Incredible talk on lung cancer today by Dr. Joan Schiller, Chief of the Division of Hematology-Oncology at UT Southwestern Medical Center and Deputy Director of Simmons Cancer Center. She is founder and president of Free to Breathe, a partnership for lung cancer survival.
Dr. Schiller presented five important facts for every internist, including:
- The changing face of lung cancer – about 15% of all lung cancers are in never smokers, and new risk factors, such as genetic factors or radon exposure, are being identified. The rate of NSCLC in never smokers appears to be on the rise.
- Screening for lung cancer – the National Lung Cancer Screening Trial compared CXR and low-dose CT in patients considered to be at risk for lung cancer (age 55-74, 30 pack-year smoking history, etc.). The study found that low-dose CT scanning was associated with a 20% relative risk reduction in lung cancer mortality and a 6.7% reduction in all cause mortality. The findings of this study led to the USPSTF guidelines for lung cancer screening (which has since been approved for reimbursement by Medicare).
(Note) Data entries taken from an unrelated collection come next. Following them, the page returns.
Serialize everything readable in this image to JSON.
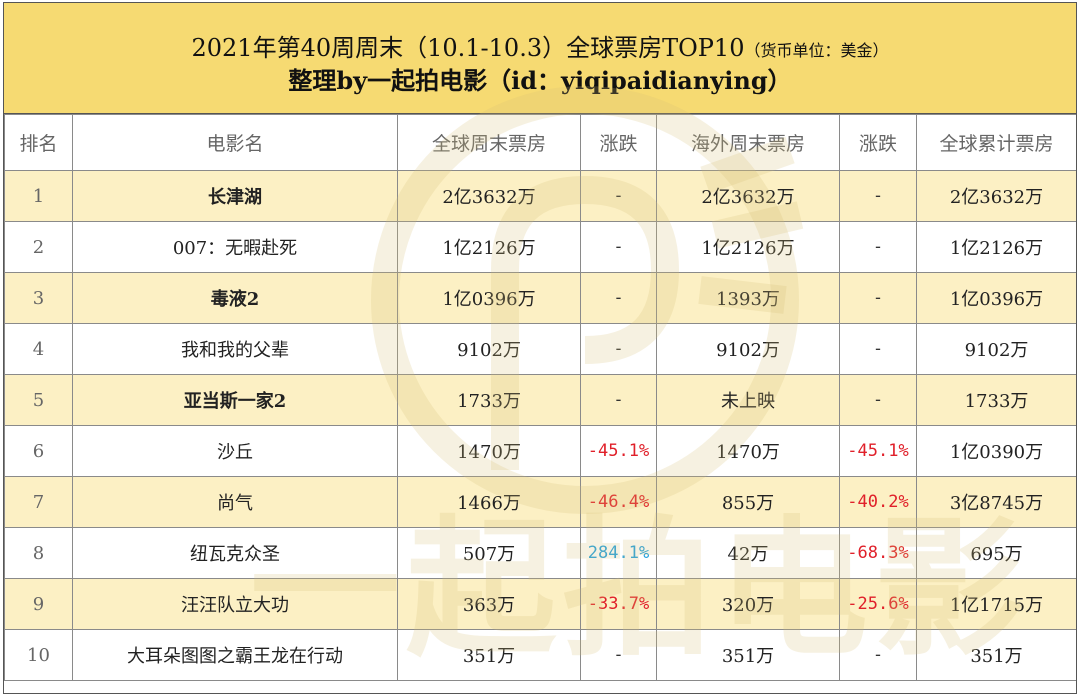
{
  "title": {
    "line1_main": "2021年第40周周末（10.1-10.3）全球票房TOP10",
    "line1_unit": "（货币单位：美金）",
    "line2": "整理by一起拍电影（id：yiqipaidianying）"
  },
  "headers": [
    "排名",
    "电影名",
    "全球周末票房",
    "涨跌",
    "海外周末票房",
    "涨跌",
    "全球累计票房"
  ],
  "rows": [
    {
      "rank": "1",
      "movie": "长津湖",
      "global_weekend": "2亿3632万",
      "global_change": "-",
      "overseas_weekend": "2亿3632万",
      "overseas_change": "-",
      "cumulative": "2亿3632万"
    },
    {
      "rank": "2",
      "movie": "007：无暇赴死",
      "global_weekend": "1亿2126万",
      "global_change": "-",
      "overseas_weekend": "1亿2126万",
      "overseas_change": "-",
      "cumulative": "1亿2126万"
    },
    {
      "rank": "3",
      "movie": "毒液2",
      "global_weekend": "1亿0396万",
      "global_change": "-",
      "overseas_weekend": "1393万",
      "overseas_change": "-",
      "cumulative": "1亿0396万"
    },
    {
      "rank": "4",
      "movie": "我和我的父辈",
      "global_weekend": "9102万",
      "global_change": "-",
      "overseas_weekend": "9102万",
      "overseas_change": "-",
      "cumulative": "9102万"
    },
    {
      "rank": "5",
      "movie": "亚当斯一家2",
      "global_weekend": "1733万",
      "global_change": "-",
      "overseas_weekend": "未上映",
      "overseas_change": "-",
      "cumulative": "1733万"
    },
    {
      "rank": "6",
      "movie": "沙丘",
      "global_weekend": "1470万",
      "global_change": "-45.1%",
      "overseas_weekend": "1470万",
      "overseas_change": "-45.1%",
      "cumulative": "1亿0390万"
    },
    {
      "rank": "7",
      "movie": "尚气",
      "global_weekend": "1466万",
      "global_change": "-46.4%",
      "overseas_weekend": "855万",
      "overseas_change": "-40.2%",
      "cumulative": "3亿8745万"
    },
    {
      "rank": "8",
      "movie": "纽瓦克众圣",
      "global_weekend": "507万",
      "global_change": "284.1%",
      "overseas_weekend": "42万",
      "overseas_change": "-68.3%",
      "cumulative": "695万"
    },
    {
      "rank": "9",
      "movie": "汪汪队立大功",
      "global_weekend": "363万",
      "global_change": "-33.7%",
      "overseas_weekend": "320万",
      "overseas_change": "-25.6%",
      "cumulative": "1亿1715万"
    },
    {
      "rank": "10",
      "movie": "大耳朵图图之霸王龙在行动",
      "global_weekend": "351万",
      "global_change": "-",
      "overseas_weekend": "351万",
      "overseas_change": "-",
      "cumulative": "351万"
    }
  ],
  "watermark": "一起拍电影",
  "colors": {
    "header_bg": "#f6da72",
    "odd_row_bg": "#fceebc",
    "negative": "#e0202a",
    "positive": "#1ea0e0"
  }
}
- People are living longer and better lives, with less side effects due to current treatments for NSCLC – Through advances such as VATS, stereotactic radiation therapy, and more effective chemotherapy regimens. Current chemotherapy regimens include platinum a combined with paclitaxel, docetaxel, gemcitabine, vinorelbine, and pemetrexed.
- Targeted therapy – systemic therapy with biologic or non-cytotoxic agents aimed at specific mutations, such as K-ras, EGFR, ALK, and HER-2. Novel agents, like erlotinib, afatinib, crizotinib, etc. are revolutionizing the care of these patients. Additionally, UTSW cancer researchers have identified irreversible inhibitors of the KRAS gene mutation.
- The important of understanding biology to identify new treatments….activating the immune system – phase 2 clinical trials are underway to test immune checkpoint inhibitors. Dr. Philip Thorpe here at UTSW developed a first-in-class phoshatidylserine-targeting monoclonal antibody, Bavituximab. This drug is currently in phase 3 clinical trials as a second line therapy in NSCLC.